1) La stratégie antique contre l’événement moderne

Un « classique » de l’anthropologie balkanique

Asénovgrad constitue un exemple de topos sacral au sens large d’un territoire, d’un maillage religieux et rituel local. La construction territoriale en question puise autant dans ses particularités microlocales que dans des échelles larges, où la territorialité le dispute à la mobilité (qu’il s’agisse de l’importation de reliques, des pélerinages, du passé byzantin...), où la topographie et l’histoire deviennent tributaires l’une de l’autre, où différentes caractéristiques du territoire sont mises en relation dans le cadre rituel (milieu naturel dans le cas du pélerinage à klouviata, agriculture s’agissant de la viticulture et du kourban de saint Trifon). A tous points de vue, le « local » n’est pas un monde clos, mais une échelle dans laquelle se superposent de multiples niveaux d’appréhension, qui engagent des échelles plus réduites (individuel, microlocal) et plus vastes (nationale, internationale). C’est en croisant ces échelles que l’on parvient à désigner des régimes mobiles de l’activité rituelle et de sa réinvention perpétuelle. Car le rituel, qui donne le sentiment d’une densité locale, et dont le sens semble relever de la dimension locale stricto sensu, s’apparente en fait davantage à un travail de localisation. Il permet la convergence autour d’une conception et d’une construction commune du « monde local », le jour de son déroulement.

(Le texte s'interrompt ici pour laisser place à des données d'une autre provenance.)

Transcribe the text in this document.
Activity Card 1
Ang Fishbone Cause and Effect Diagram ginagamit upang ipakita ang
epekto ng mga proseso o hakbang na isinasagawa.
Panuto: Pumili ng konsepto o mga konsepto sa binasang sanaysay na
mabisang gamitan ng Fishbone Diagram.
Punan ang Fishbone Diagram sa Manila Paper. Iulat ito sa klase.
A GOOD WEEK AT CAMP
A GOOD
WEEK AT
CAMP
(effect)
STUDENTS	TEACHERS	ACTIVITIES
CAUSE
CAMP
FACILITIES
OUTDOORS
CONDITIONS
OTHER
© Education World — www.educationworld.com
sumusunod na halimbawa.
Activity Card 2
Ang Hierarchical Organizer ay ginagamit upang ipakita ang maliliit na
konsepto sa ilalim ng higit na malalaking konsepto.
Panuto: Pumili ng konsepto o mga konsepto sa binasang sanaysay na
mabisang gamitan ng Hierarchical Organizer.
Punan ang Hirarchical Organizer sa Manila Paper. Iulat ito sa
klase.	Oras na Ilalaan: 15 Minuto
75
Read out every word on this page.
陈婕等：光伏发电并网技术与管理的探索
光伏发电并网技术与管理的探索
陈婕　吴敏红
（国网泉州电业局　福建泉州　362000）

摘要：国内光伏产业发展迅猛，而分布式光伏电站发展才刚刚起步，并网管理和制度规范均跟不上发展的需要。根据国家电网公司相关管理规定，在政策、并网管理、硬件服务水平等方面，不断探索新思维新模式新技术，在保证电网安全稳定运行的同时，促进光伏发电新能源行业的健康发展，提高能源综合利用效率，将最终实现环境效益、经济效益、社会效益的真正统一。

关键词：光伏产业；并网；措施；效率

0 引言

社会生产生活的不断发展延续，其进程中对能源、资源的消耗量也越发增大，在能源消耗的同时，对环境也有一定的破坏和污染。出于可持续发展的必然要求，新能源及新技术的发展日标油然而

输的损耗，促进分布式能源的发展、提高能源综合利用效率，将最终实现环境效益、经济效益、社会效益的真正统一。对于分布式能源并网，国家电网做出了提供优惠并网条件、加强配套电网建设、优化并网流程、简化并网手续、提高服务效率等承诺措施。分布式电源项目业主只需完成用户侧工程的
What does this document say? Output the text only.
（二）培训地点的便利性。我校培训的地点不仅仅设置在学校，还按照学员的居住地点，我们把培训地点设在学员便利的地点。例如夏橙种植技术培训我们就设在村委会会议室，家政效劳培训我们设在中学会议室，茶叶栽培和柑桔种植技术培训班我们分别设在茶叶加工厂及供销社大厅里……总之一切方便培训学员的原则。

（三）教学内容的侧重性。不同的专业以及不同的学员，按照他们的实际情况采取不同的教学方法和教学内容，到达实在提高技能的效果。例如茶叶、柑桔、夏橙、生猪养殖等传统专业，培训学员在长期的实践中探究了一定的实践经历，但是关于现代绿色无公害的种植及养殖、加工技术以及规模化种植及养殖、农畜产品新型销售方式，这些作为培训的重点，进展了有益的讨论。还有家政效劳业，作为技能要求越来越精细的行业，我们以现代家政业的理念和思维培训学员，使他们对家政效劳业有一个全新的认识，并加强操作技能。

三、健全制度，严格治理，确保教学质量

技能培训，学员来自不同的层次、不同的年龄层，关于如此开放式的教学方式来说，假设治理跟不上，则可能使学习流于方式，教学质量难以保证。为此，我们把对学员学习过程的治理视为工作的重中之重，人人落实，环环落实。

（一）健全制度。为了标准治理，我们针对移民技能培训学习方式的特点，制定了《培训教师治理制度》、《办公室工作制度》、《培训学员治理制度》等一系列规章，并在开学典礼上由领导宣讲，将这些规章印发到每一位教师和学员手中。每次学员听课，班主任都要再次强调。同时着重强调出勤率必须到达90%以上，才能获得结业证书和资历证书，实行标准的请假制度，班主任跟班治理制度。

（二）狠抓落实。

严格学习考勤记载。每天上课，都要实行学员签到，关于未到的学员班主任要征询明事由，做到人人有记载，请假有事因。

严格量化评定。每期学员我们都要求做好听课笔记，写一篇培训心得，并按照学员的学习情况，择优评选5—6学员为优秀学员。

Comme nous le verrons plus loin, le kourban est l’un des éléments de cette construction du monde local dans le rituel. Ainsi lorsque le kourban fait l’objet d’un « retour au village » ou lorsqu’il vise à attirer un public vaste par son caractère festif, imbriquant une variété de parcours, de logiques, de points de vue, au propre comme au figuré. Mais cette construction du monde local n’a rien d’immuable, dans la mesure où, passé le rituel, chacun retourne à son parcours propre, parfois dans d’autres mondes locaux (par exemple dans la ville où l’on travaille). Il y a des contextes rituels partagés, mais aussi disputés, autrement dit des rituels qui non seulement font l’objet de discours, mais se voient chargés d’enjeux et de problématiques multiples en termes de signification de la tradition, de revendication d’antériorité, d’assignation culturelle, etc. Les Anasténaria (Nestinarstvo en bulgare) en sont un bon exemple : un détour par la Grèce, particulièrement la région de Macédoine (nord), et dans la région bulgare de Strandja (sud-est du pays), nous permettra non seulement d’appréhender notre objet d’étude dans un autre contexte rituel, mais de saisir les variétés d’échelles du fait rituel. Nous serons amenés à parler d’un rituel simultanément local et transnational, pratiqué par deux groupes nationaux distincts qui cohabitaient auparavant dans une même localité. Le cas grec sera plus particulièrement évoqué, qui nous permettra de décrire un type particulier de ritualité, et ce que l’on peut appeler un événement rituel.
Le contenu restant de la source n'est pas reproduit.